PSI 2.0 uses its new privilege model to good effect, delivering new auto-update capabilities for some third-party applications. Behind the scenes, PSI 2.0 can download and silently install patches to commonly installed applications from Adobe (Air, Reader, Flash), Mozilla (Firefox), and Google (Picasa), as well as Oracle's Java and FileZilla.

When set to auto-update, I found PSI 2.0 could recognize the presence of an out-of-date application, say Firefox 3.6.12, then automatically download and install the update to 3.6.13. However, there are limitations to the auto-update engine. Since the data used to determine whether the application is out of date is based on Secunia's application vulnerability reports, PSI might not perform updates that deliver feature updates that don't include security patches. So, using the same example, I found that PSI would not automatically update Firefox 3.5.16 to 3.6.13.

Users may also set PSI to require manual approval before performing updates, and I found that the Scan Results page hinted at several different kinds of update scenarios when used in this manner. PSI won't update the Windows OS directly, but users, instead, see a link to Microsoft update. On the other hand, third-party applications supported for automatic updates require the user only to click the upgrade link on the Scan Results page for silent download and update. To update slightly less supported applications-Apple QuickTime, for instance-users will find only a download link to obtain an installer package directly from the ISV for manual installation.

In my tests, however, I found those download links might not provide the best path to an up-to-date application. In one test case, for instance, I found that PSI would not link to the most current version of the application in question. PSI easily found an old copy of QuickTime on Windows XP to be way out-of-date, offering an upgrade link to version 7.68.75.0. After performing that upgrade manually, PSI then informed me that QuickTime needed another update, this time to 7.69.80.9.

However, I did like the protections afforded through PSI's linking process to third-party patches. In my tests, I found that PSI would perform hash checks to ensure the downloaded files matched expectations.  

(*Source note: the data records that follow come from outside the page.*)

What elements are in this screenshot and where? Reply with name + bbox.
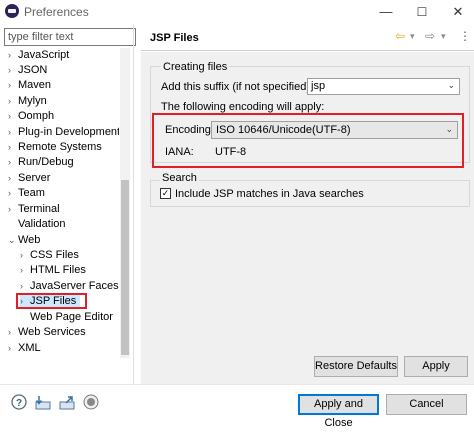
- tree-item-label: JSON: [18, 64, 48, 76]
- chevron-right-icon[interactable]: ›: [8, 78, 18, 93]
- chevron-down-icon: ⌄: [447, 80, 455, 90]
- tree-scrollbar-thumb[interactable]: [121, 180, 129, 355]
- tree-item-label: Terminal: [18, 203, 60, 215]
- minimize-button[interactable]: —: [368, 2, 404, 22]
- chevron-right-icon[interactable]: ›: [8, 94, 18, 109]
- chevron-right-icon[interactable]: ›: [8, 202, 18, 217]
- tree-item-javascript[interactable]: › JavaScript: [8, 48, 69, 63]
- cancel-button[interactable]: Cancel: [386, 394, 467, 415]
- tree-item-run-debug[interactable]: › Run/Debug: [8, 155, 74, 170]
- tree-item-team[interactable]: › Team: [8, 186, 45, 201]
- chevron-right-icon[interactable]: ›: [20, 279, 30, 294]
- page-title: JSP Files: [150, 32, 199, 44]
- back-menu-chevron-icon[interactable]: ▾: [410, 31, 415, 42]
- tree-item-terminal[interactable]: › Terminal: [8, 202, 60, 217]
- chevron-right-icon[interactable]: ›: [20, 263, 30, 278]
- forward-arrow-icon[interactable]: ⇨: [425, 29, 435, 43]
- tree-item-web-page-editor[interactable]: Web Page Editor: [20, 310, 113, 325]
- apply-button[interactable]: Apply: [404, 356, 468, 377]
- back-arrow-icon[interactable]: ⇦: [395, 29, 405, 43]
- tree-item-javaserver-faces[interactable]: ›JavaServer Faces To: [20, 279, 119, 294]
- chevron-right-icon[interactable]: ›: [8, 341, 18, 356]
- chevron-right-icon[interactable]: ›: [8, 140, 18, 155]
- apply-and-close-button[interactable]: Apply and Close: [298, 394, 379, 429]
- tree-item-label: HTML Files: [30, 264, 86, 276]
- tree-item-label: Web Page Editor: [30, 311, 113, 323]
- tree-item-label: Team: [18, 187, 45, 199]
- tree-item-label: Server: [18, 172, 51, 184]
- tree-item-label: Web Services: [18, 326, 86, 338]
- tree-item-label: Run/Debug: [18, 156, 74, 168]
- window-title: Preferences: [24, 5, 89, 19]
- suffix-value: jsp: [311, 80, 326, 92]
- highlight-box-jsp-files: [16, 293, 87, 309]
- chevron-down-icon[interactable]: ⌄: [8, 233, 18, 248]
- chevron-right-icon[interactable]: ›: [20, 248, 30, 263]
- help-glyph: ?: [16, 398, 22, 409]
- forward-menu-chevron-icon[interactable]: ▾: [441, 31, 446, 42]
- footer-separator: [0, 384, 474, 385]
- tree-item-label: JavaServer Faces To: [30, 280, 119, 292]
- include-jsp-checkbox[interactable]: ✓: [160, 188, 171, 199]
- include-jsp-label: Include JSP matches in Java searches: [175, 188, 364, 200]
- view-menu-icon[interactable]: ⋮: [459, 29, 471, 43]
- tree-item-xml[interactable]: › XML: [8, 341, 41, 356]
- help-icon[interactable]: ?: [11, 394, 27, 410]
- tree-item-web[interactable]: ⌄ Web: [8, 233, 40, 248]
- maximize-button[interactable]: ☐: [404, 2, 440, 22]
- chevron-right-icon[interactable]: ›: [8, 125, 18, 140]
- tree-item-web-services[interactable]: › Web Services: [8, 325, 86, 340]
- tree-item-label: Plug-in Development: [18, 126, 119, 138]
- tree-item-label: Mylyn: [18, 95, 47, 107]
- chevron-right-icon[interactable]: ›: [8, 109, 18, 124]
- tree-item-server[interactable]: › Server: [8, 171, 50, 186]
- chevron-right-icon[interactable]: ›: [8, 48, 18, 63]
- tree-item-mylyn[interactable]: › Mylyn: [8, 94, 47, 109]
- chevron-right-icon[interactable]: ›: [8, 155, 18, 170]
- tree-item-label: Oomph: [18, 110, 55, 122]
- encoding-note: The following encoding will apply:: [161, 101, 325, 113]
- suffix-label: Add this suffix (if not specified):: [161, 81, 314, 93]
- tree-item-label: Validation: [18, 218, 66, 230]
- preference-tree: › JavaScript › JSON › Maven › Mylyn › Oomph ›…: [4, 48, 119, 358]
- eclipse-app-icon: [5, 4, 19, 18]
- chevron-right-icon[interactable]: ›: [8, 325, 18, 340]
- tree-item-remote-systems[interactable]: › Remote Systems: [8, 140, 102, 155]
- filter-input[interactable]: [4, 28, 136, 46]
- import-icon[interactable]: [35, 394, 51, 410]
- title-separator: [141, 50, 474, 51]
- tree-item-label: Remote Systems: [18, 141, 102, 153]
- search-group-label: Search: [160, 172, 199, 184]
- export-icon[interactable]: [59, 394, 75, 410]
- tree-item-plugin-development[interactable]: › Plug-in Development: [8, 125, 119, 140]
- restore-defaults-button[interactable]: Restore Defaults: [314, 356, 398, 377]
- tree-item-validation[interactable]: Validation: [8, 217, 66, 232]
- tree-item-label: Maven: [18, 79, 52, 91]
- tree-item-label: XML: [18, 342, 41, 354]
- record-icon[interactable]: [83, 394, 99, 410]
- tree-item-html-files[interactable]: › HTML Files: [20, 263, 86, 278]
- highlight-box-encoding: [152, 113, 464, 168]
- chevron-right-icon[interactable]: ›: [8, 186, 18, 201]
- creating-files-group-label: Creating files: [161, 61, 230, 73]
- tree-item-label: JavaScript: [18, 49, 70, 61]
- close-button[interactable]: ✕: [440, 2, 474, 22]
- chevron-right-icon[interactable]: ›: [8, 63, 18, 78]
- tree-item-oomph[interactable]: › Oomph: [8, 109, 54, 124]
- tree-item-label: Web: [18, 234, 41, 246]
- tree-item-maven[interactable]: › Maven: [8, 78, 51, 93]
- suffix-combo[interactable]: jsp ⌄: [307, 78, 460, 95]
- panel-divider[interactable]: [133, 24, 134, 384]
- tree-item-label: CSS Files: [30, 249, 79, 261]
- tree-item-json[interactable]: › JSON: [8, 63, 47, 78]
- tree-item-css-files[interactable]: › CSS Files: [20, 248, 79, 263]
- chevron-right-icon[interactable]: ›: [8, 171, 18, 186]
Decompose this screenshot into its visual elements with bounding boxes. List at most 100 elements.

The Scan Results page looks much different than in previous versions, as the entire application set now is shown on a single screen, with end-of-life and insecure applications migrated to the top for easy recognition. In previous versions, PSI broke the computer's application set into three distinct screens, (for end-of-life, up-to-date, and insecure applications), making the user click around to identify the state of everything.

The new System Tray icon is now more useful, as well. While in past versions, the system tray icon solely indicated that PSI was active, in the new version the icon changes color to reflect the overall security posture of the computer. If more than 10 percent of installed applications require updates, the icon shows red, while a fully patched system delivers a green icon.

The new Dashboard looks similar to the old version, displaying the aggregate posture assessment score and last scan date, as well as the auto-update status and history items, particular to 2.0. PSI 2.0 also shows trending graphs for the posture-assessment score over the last five weeks and a line chart showing the total number of security patches released over the last 6 months applicable to the PC's installed application set.

I was also gratified to find that PSI 2.0 no longer requires the Adobe Flash ActiveX plug-in to display the graphical trending data, a requirement I found quite annoying in the previous PSI iterations.